Le mois dernier, la Banque mondiale a déclaré qu’elle débloquait en urgence 14 milliards de dollars pour aider les pays en développement. Normalement, il faudrait plusieurs mois ou années de discussion avant d’approuver de tels financements, mais aujourd’hui des dizaines d’initiatives ont été approuvées dans le monde en l’espace de deux mois, a expliqué l’expert.

Pour la deuxième phase de la relance, la Banque mondiale a annoncé 160 milliards de dollars qui seront étalés sur les 15 prochains mois. Environ deux tiers de cette aide ira au secteur public, et le dernier tiers aux entreprises privées, particulièrement dans des secteurs durement frappés par le virus, notamment le tourisme et l’agriculture.

La Banque mondiale a également appelé à un moratoire sur la dette des pays en développement afin qu’ils puissent libérer leurs ressources pour lutter contre le Covid-19.

Vendredi, les Nations unies ont déclaré que selon le scénario le plus optimiste, l’Afrique aurait besoin de 44 milliards de dollars pour mener des tests de dépistage, acheter des équipements de protection et des traitements.
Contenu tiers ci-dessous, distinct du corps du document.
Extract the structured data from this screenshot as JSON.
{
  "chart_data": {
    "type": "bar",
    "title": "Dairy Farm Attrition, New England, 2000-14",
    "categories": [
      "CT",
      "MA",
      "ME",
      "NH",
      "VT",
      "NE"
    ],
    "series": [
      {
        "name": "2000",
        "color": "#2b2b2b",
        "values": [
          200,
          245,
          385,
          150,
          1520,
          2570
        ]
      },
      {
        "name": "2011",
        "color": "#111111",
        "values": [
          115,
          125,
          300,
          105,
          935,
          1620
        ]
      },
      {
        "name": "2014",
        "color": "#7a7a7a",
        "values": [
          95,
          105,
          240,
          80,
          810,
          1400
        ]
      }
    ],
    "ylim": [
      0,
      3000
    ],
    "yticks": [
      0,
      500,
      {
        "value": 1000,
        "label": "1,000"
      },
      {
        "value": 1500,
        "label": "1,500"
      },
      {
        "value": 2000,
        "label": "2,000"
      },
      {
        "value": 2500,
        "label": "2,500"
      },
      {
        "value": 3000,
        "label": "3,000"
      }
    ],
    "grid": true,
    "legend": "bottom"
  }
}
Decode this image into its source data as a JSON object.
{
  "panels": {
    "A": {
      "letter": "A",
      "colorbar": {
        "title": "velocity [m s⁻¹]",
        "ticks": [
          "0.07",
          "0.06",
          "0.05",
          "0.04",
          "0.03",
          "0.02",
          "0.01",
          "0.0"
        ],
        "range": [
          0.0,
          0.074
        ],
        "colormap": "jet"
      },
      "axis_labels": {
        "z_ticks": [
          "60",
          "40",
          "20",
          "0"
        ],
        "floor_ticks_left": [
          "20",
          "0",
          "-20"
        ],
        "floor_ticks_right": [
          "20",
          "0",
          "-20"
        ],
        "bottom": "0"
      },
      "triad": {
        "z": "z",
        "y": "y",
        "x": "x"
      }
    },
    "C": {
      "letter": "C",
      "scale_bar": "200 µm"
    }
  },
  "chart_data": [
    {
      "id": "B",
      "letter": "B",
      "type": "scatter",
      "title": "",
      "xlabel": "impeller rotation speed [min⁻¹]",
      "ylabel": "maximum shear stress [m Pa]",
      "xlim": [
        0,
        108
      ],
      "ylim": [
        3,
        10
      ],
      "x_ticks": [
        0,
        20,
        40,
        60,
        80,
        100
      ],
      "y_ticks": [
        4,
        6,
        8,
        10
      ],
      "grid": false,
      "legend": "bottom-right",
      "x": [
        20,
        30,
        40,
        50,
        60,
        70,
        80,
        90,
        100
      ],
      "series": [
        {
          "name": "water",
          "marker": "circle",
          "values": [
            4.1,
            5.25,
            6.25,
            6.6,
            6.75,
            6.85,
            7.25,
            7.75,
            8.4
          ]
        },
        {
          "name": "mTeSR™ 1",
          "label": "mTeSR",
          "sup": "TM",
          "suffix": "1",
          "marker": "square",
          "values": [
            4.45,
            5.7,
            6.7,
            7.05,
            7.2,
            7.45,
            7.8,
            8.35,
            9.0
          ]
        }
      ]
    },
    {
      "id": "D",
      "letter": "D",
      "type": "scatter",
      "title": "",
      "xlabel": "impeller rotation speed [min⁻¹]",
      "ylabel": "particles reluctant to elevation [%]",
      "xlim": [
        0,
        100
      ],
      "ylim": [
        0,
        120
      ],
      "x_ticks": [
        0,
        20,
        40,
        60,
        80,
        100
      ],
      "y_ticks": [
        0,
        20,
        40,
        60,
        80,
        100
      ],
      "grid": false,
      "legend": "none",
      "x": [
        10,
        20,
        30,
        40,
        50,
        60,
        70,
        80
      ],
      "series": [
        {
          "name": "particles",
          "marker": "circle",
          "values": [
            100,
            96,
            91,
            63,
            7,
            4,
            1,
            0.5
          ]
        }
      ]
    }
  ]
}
Dans le scénario le plus pessimiste, il faudrait 446 milliards de dollars.

Dans un discours télévisé le président français Emmanuel Macron avait demandé d’annuler « massivement » la dette des pays africains pour leur permettre de mieux lutter contre la pandémie, avant de reculer par la suite et de plutôt évoquer récemment un moratoire sur le remboursement de cette dette.

Le virus a déjà infecté plus de 2,4 millions de personnes et fait plus de 166 000 victimes dans le monde, selon l’université américaine John Hopkins. Plus de la moitié de l’humanité – environ 4,5 milliards de personnes – fait l’objet d’une forme de confinement.